The two signal boxes in the station area are no longer used operationally. One of the two signal boxes is used by the local savings bank for training, while the other is unused at the exit to Dieringhausen. A road underpass was built near the station in 2009, which will connect the town centre with the Steinmueller area. Near the station there is a new campus of the Gummersbach branch of the Cologne University of Applied Sciences, which can be reached via a metal footbridge. The station building was demolished in January 2012. Following the reopening of the line to Meinerzhagen, the entire Gummersbach station was rebuilt. The new platform is completely covered and trains run on both sides of it. An underpass allows direct access to the local campus of the Cologne University of Applied Sciences. The new station is completely barrier-free.

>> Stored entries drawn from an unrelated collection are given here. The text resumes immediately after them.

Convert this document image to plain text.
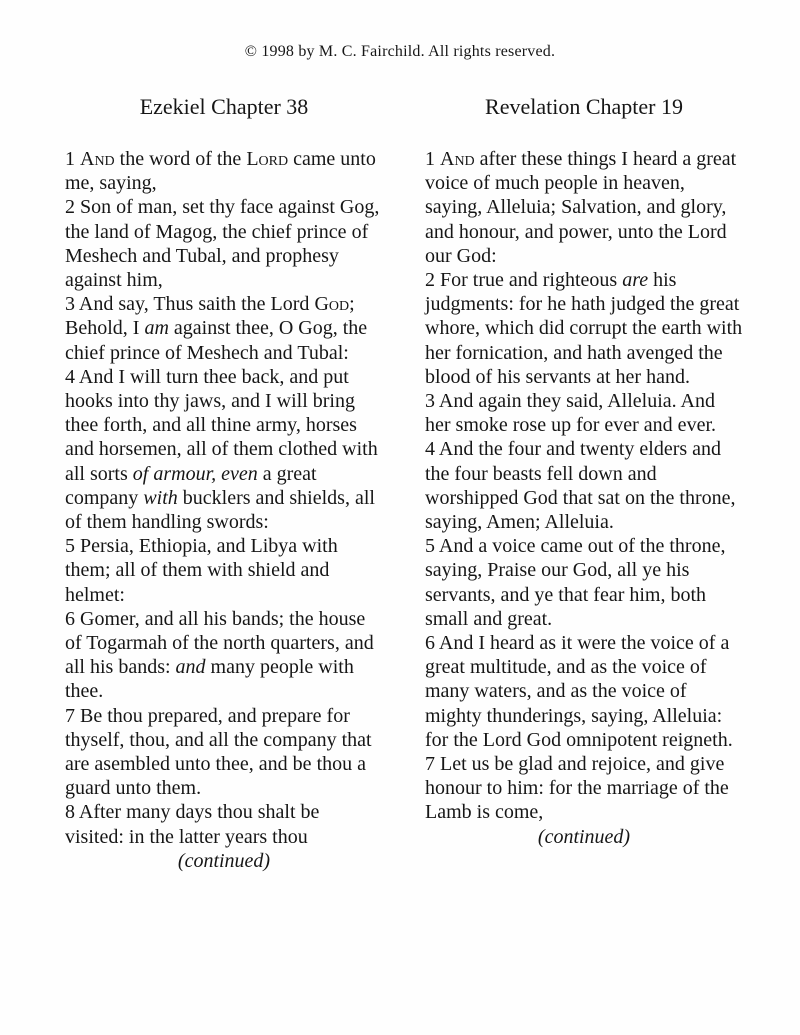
© 1998 by M. C. Fairchild. All rights reserved.
Ezekiel Chapter 38

1 And the word of the Lord came unto me, saying,

2 Son of man, set thy face against Gog, the land of Magog, the chief prince of Meshech and Tubal, and prophesy against him,

3 And say, Thus saith the Lord God; Behold, I am against thee, O Gog, the chief prince of Meshech and Tubal:

4 And I will turn thee back, and put hooks into thy jaws, and I will bring thee forth, and all thine army, horses and horsemen, all of them clothed with all sorts of armour, even a great company with bucklers and shields, all of them handling swords:

5 Persia, Ethiopia, and Libya with them; all of them with shield and helmet:

6 Gomer, and all his bands; the house of Togarmah of the north quarters, and all his bands: and many people with thee.

7 Be thou prepared, and prepare for thyself, thou, and all the company that are asembled unto thee, and be thou a guard unto them.

8 After many days thou shalt be visited: in the latter years thou

(continued)
Revelation Chapter 19

1 And after these things I heard a great voice of much people in heaven, saying, Alleluia; Salvation, and glory, and honour, and power, unto the Lord our God:

2 For true and righteous are his judgments: for he hath judged the great whore, which did corrupt the earth with her fornication, and hath avenged the blood of his servants at her hand.

3 And again they said, Alleluia. And her smoke rose up for ever and ever.

4 And the four and twenty elders and the four beasts fell down and worshipped God that sat on the throne, saying, Amen; Alleluia.

5 And a voice came out of the throne, saying, Praise our God, all ye his servants, and ye that fear him, both small and great.

6 And I heard as it were the voice of a great multitude, and as the voice of many waters, and as the voice of mighty thunderings, saying, Alleluia: for the Lord God omnipotent reigneth.

7 Let us be glad and rejoice, and give honour to him: for the marriage of the Lamb is come,

(continued)
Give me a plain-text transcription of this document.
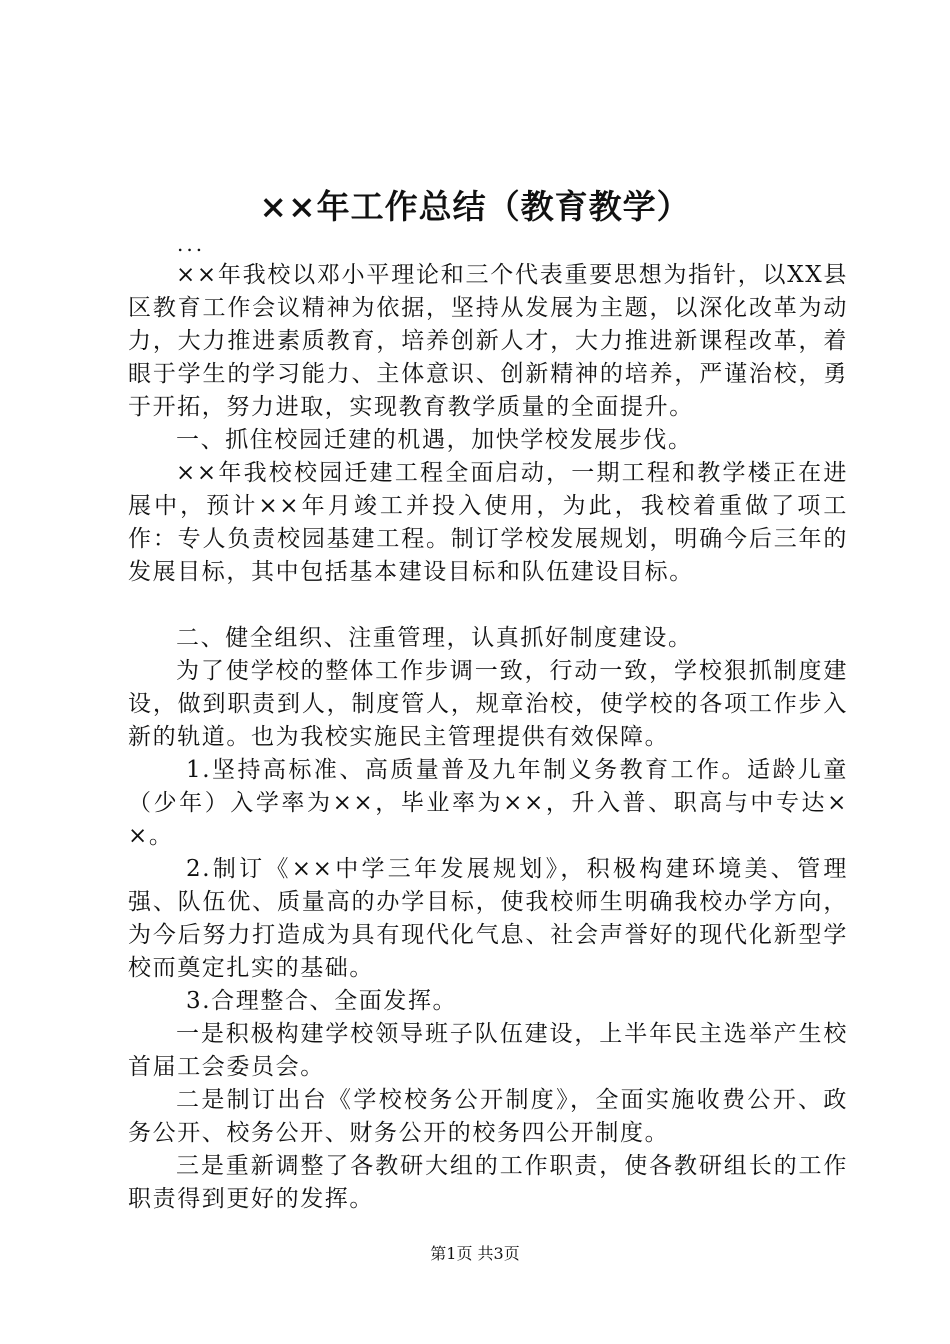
××年工作总结（教育教学）
...

××年我校以邓小平理论和三个代表重要思想为指针，以XX县区教育工作会议精神为依据，坚持从发展为主题，以深化改革为动力，大力推进素质教育，培养创新人才，大力推进新课程改革，着眼于学生的学习能力、主体意识、创新精神的培养，严谨治校，勇于开拓，努力进取，实现教育教学质量的全面提升。

一、抓住校园迁建的机遇，加快学校发展步伐。

××年我校校园迁建工程全面启动，一期工程和教学楼正在进展中，预计××年月竣工并投入使用，为此，我校着重做了项工作：专人负责校园基建工程。制订学校发展规划，明确今后三年的发展目标，其中包括基本建设目标和队伍建设目标。

二、健全组织、注重管理，认真抓好制度建设。

为了使学校的整体工作步调一致，行动一致，学校狠抓制度建设，做到职责到人，制度管人，规章治校，使学校的各项工作步入新的轨道。也为我校实施民主管理提供有效保障。

1.坚持高标准、高质量普及九年制义务教育工作。适龄儿童（少年）入学率为××，毕业率为××，升入普、职高与中专达××。

2.制订《××中学三年发展规划》，积极构建环境美、管理强、队伍优、质量高的办学目标，使我校师生明确我校办学方向，为今后努力打造成为具有现代化气息、社会声誉好的现代化新型学校而奠定扎实的基础。

3.合理整合、全面发挥。

一是积极构建学校领导班子队伍建设，上半年民主选举产生校首届工会委员会。

二是制订出台《学校校务公开制度》，全面实施收费公开、政务公开、校务公开、财务公开的校务四公开制度。

三是重新调整了各教研大组的工作职责，使各教研组长的工作职责得到更好的发挥。

第1页 共3页
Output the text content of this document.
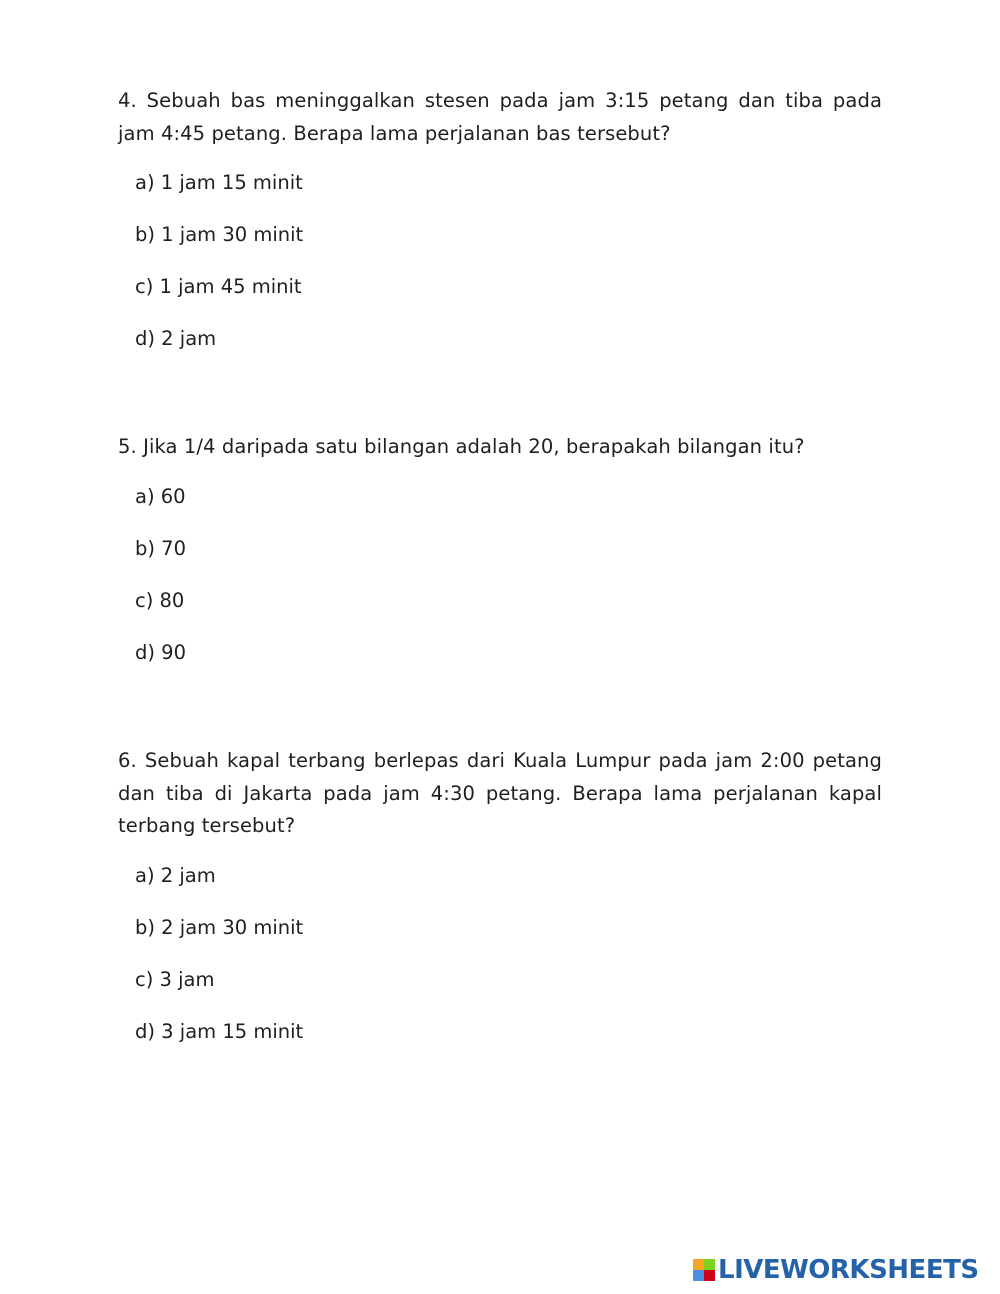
4. Sebuah bas meninggalkan stesen pada jam 3:15 petang dan tiba pada jam 4:45 petang. Berapa lama perjalanan bas tersebut?

a) 1 jam 15 minit
b) 1 jam 30 minit
c) 1 jam 45 minit
d) 2 jam

5. Jika 1/4 daripada satu bilangan adalah 20, berapakah bilangan itu?

a) 60
b) 70
c) 80
d) 90

6. Sebuah kapal terbang berlepas dari Kuala Lumpur pada jam 2:00 petang dan tiba di Jakarta pada jam 4:30 petang. Berapa lama perjalanan kapal terbang tersebut?

a) 2 jam
b) 2 jam 30 minit
c) 3 jam
d) 3 jam 15 minit
LIVEWORKSHEETS
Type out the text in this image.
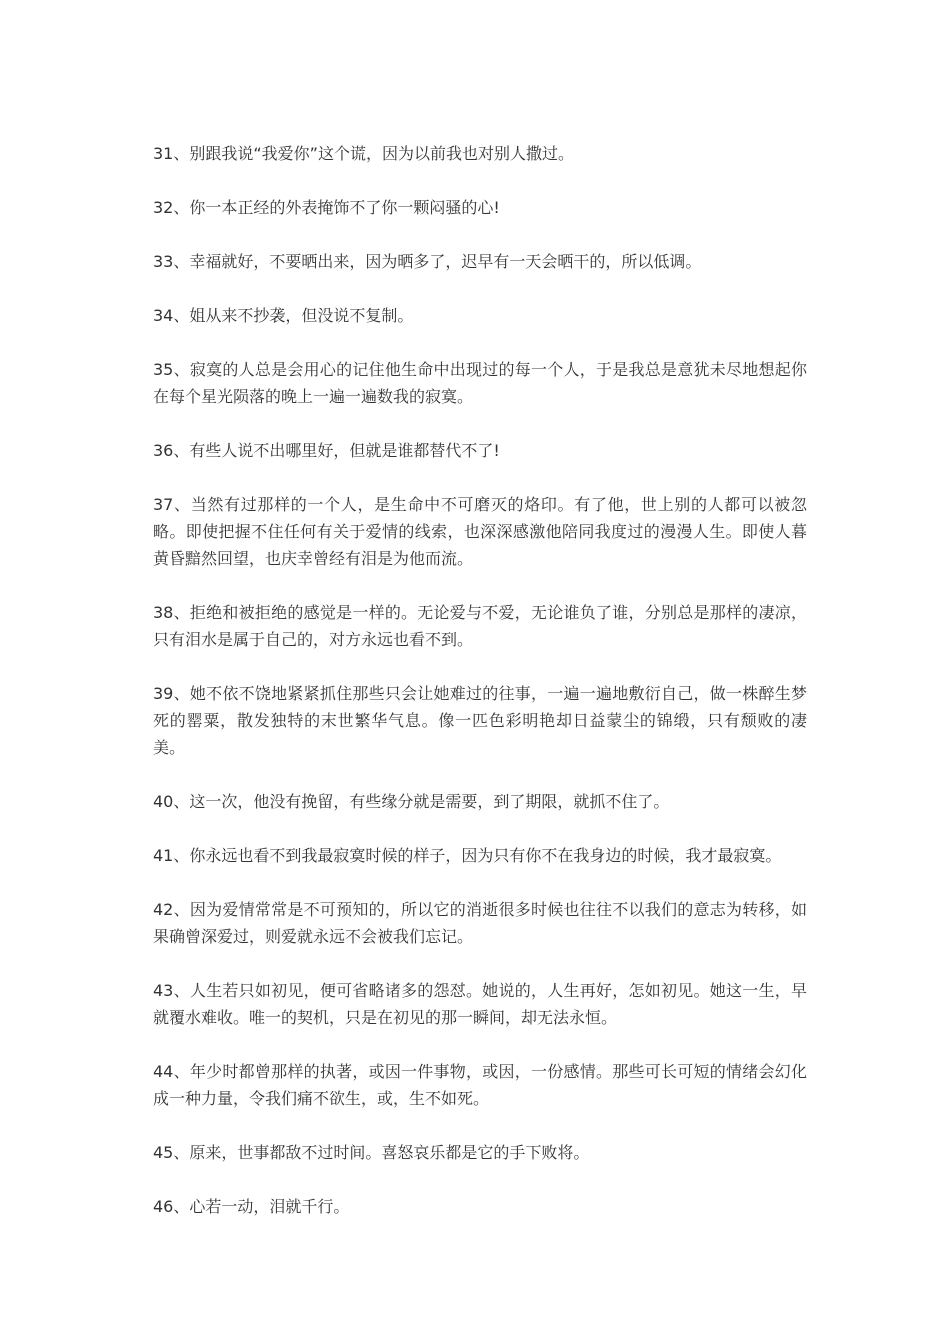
31、别跟我说“我爱你”这个谎，因为以前我也对别人撒过。

32、你一本正经的外表掩饰不了你一颗闷骚的心!

33、幸福就好，不要晒出来，因为晒多了，迟早有一天会晒干的，所以低调。

34、姐从来不抄袭，但没说不复制。

35、寂寞的人总是会用心的记住他生命中出现过的每一个人，于是我总是意犹未尽地想起你在每个星光陨落的晚上一遍一遍数我的寂寞。

36、有些人说不出哪里好，但就是谁都替代不了!

37、当然有过那样的一个人，是生命中不可磨灭的烙印。有了他，世上别的人都可以被忽略。即使把握不住任何有关于爱情的线索，也深深感激他陪同我度过的漫漫人生。即使人暮黄昏黯然回望，也庆幸曾经有泪是为他而流。

38、拒绝和被拒绝的感觉是一样的。无论爱与不爱，无论谁负了谁，分别总是那样的凄凉，只有泪水是属于自己的，对方永远也看不到。

39、她不依不饶地紧紧抓住那些只会让她难过的往事，一遍一遍地敷衍自己，做一株醉生梦死的罂粟，散发独特的末世繁华气息。像一匹色彩明艳却日益蒙尘的锦缎，只有颓败的凄美。

40、这一次，他没有挽留，有些缘分就是需要，到了期限，就抓不住了。

41、你永远也看不到我最寂寞时候的样子，因为只有你不在我身边的时候，我才最寂寞。

42、因为爱情常常是不可预知的，所以它的消逝很多时候也往往不以我们的意志为转移，如果确曾深爱过，则爱就永远不会被我们忘记。

43、人生若只如初见，便可省略诸多的怨怼。她说的，人生再好，怎如初见。她这一生，早就覆水难收。唯一的契机，只是在初见的那一瞬间，却无法永恒。

44、年少时都曾那样的执著，或因一件事物，或因，一份感情。那些可长可短的情绪会幻化成一种力量，令我们痛不欲生，或，生不如死。

45、原来，世事都敌不过时间。喜怒哀乐都是它的手下败将。

46、心若一动，泪就千行。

The station is served by the following service:

| Line | Route | Frequency | Rollingstock |
|---|---|---|---|
| RB 25 | Cologne – Rösrath – Overath – Engelskirchen – Dieringhausen – Gummersbach (– Marienheide – Meinerzhagen – Lüdenscheid) | 30 minutes (hourly: Gummersbach–Lüdenscheid) | Alstom Coradia LINT 54 and 81 |

Directly opposite the campus, a paid car park was completed in 2012. In addition, a shopping center located opposite the platform opened in 2015.